Defeated, beaten down, tired, out of energy and ready to throw in the towel, there is only one thing left to do. Get really depressed.

As uncomfortable as depression is, it is probably the very thing we should have done first. Our minds are tired, we have no energy, we no longer feel like practicing or going to blind draws or tournaments, there is a loss of hope and a lack of desire with regards to the game of darts. We feel lost. Dealing with people becomes an ordeal and it often seems better to sit at home watching cartoons while pigging out on Ben and Jerry's Chunky Monkey ice cream. That is, if you have the energy to turn on the TV. Sitting on the couch and watching the Chunky Monkey melt is also a pleasurable activity for the sufficiently depressed mind.

Somewhere in the stage of depression, we quit the denial, we stop being angry, we give up bargaining (begging), and we are left with a feeling of hopelessness, and then something remarkable happens, a paradigm shift in ones perspective. Some will find all their previous techniques and beliefs shattered. Others will find one simple change that makes all the difference in their game. Perhaps a new perspective amid the ruins of the old will manifest and allow us to move on to the final stage.

STAGE 5, ACCEPTANCE: (The light at the end of the tunnel.)
Acceptance is the reality of change. Fight it all you like but in the end, happiness and getting back to your game only come with acceptance. Your body and mind accept the changes you have been forcing on them. What? You didn't know you were trying to change? What do you think practice is all about? Did you think change would be easy? Have you ever tried to quit smoking, swearing, biting your fingernails, or watching so much TV. Change is hard and acceptance harder. It's easier to deny, blame or beg than it is to change. That's why you have arrived.

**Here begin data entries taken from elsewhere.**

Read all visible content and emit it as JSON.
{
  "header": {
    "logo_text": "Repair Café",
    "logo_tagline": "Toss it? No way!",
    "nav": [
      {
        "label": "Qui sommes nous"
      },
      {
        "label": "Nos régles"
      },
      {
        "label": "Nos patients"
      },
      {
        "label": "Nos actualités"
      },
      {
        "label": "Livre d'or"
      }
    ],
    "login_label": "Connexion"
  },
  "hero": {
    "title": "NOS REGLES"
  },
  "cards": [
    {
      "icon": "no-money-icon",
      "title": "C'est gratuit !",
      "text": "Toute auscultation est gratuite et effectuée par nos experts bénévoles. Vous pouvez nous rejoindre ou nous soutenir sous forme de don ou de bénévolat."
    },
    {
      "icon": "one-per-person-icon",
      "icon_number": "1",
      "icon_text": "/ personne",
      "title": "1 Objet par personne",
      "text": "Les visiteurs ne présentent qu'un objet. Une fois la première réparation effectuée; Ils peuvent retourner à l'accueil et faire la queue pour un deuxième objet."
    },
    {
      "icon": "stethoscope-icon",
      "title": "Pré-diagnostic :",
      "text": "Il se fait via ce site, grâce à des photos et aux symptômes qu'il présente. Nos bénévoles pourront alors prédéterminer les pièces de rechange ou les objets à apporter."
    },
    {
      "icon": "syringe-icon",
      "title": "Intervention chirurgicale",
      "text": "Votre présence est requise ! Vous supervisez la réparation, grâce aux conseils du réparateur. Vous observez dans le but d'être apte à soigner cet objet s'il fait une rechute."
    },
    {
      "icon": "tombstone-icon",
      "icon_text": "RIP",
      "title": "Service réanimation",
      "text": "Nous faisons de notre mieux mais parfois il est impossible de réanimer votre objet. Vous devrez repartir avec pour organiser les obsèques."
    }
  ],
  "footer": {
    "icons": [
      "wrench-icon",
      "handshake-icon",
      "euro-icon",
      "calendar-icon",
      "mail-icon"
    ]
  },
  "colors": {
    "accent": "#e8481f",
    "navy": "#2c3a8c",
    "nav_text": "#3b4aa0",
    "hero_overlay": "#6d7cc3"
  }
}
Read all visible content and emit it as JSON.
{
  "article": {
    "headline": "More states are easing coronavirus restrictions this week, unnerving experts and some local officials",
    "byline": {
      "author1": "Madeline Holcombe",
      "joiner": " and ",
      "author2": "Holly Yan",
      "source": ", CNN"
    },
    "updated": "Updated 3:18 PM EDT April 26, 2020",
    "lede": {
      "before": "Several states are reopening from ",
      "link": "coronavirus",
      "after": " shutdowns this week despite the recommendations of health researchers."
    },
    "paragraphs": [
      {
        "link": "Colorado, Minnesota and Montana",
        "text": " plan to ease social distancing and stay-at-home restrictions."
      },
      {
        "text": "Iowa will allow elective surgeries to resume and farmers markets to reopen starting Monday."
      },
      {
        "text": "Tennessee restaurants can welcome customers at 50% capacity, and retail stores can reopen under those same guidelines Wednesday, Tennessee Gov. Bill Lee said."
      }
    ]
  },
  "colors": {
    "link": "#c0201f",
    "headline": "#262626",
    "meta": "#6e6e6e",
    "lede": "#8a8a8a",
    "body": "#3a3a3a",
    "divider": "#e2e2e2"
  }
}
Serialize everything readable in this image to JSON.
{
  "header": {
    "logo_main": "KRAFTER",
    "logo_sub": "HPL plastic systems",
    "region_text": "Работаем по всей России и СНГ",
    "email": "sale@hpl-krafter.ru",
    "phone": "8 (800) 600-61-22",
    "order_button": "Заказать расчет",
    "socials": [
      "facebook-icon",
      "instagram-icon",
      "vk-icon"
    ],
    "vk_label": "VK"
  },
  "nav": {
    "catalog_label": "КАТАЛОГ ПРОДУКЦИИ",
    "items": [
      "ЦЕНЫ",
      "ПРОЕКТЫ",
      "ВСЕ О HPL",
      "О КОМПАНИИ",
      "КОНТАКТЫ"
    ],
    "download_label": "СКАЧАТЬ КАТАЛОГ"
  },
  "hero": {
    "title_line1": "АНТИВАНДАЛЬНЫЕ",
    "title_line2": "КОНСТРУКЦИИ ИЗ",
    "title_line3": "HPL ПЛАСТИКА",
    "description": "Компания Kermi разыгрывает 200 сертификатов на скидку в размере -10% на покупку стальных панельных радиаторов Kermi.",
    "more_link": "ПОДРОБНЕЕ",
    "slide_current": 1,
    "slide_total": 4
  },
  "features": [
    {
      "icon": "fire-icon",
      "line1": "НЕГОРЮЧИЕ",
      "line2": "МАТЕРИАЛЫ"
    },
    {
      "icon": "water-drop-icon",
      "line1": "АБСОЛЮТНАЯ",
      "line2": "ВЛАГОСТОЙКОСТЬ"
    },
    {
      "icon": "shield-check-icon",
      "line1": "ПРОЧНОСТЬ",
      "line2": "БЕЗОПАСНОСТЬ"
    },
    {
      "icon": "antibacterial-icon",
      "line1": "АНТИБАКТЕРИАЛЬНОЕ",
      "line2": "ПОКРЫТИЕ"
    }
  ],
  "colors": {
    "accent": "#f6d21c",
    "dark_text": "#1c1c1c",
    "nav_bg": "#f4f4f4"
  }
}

I know of no darter who will disagree with this. After every serious bout of dartitis a period of growth occurs. It is a horrible process to go through and even though we want to change and want to get better, our bodies and minds fight us. We do not want to give up the things that have been working so far.

The way to get through dartitis is to know there is a light at the end of the tunnel. There is no secret to getting through it. You will deny, become angry, bargain, get depressed and eventually realize that one of the things that make this game so attractive is dartitis. If this game were easy, it would not be worth playing. Endure your struggles and you will get better.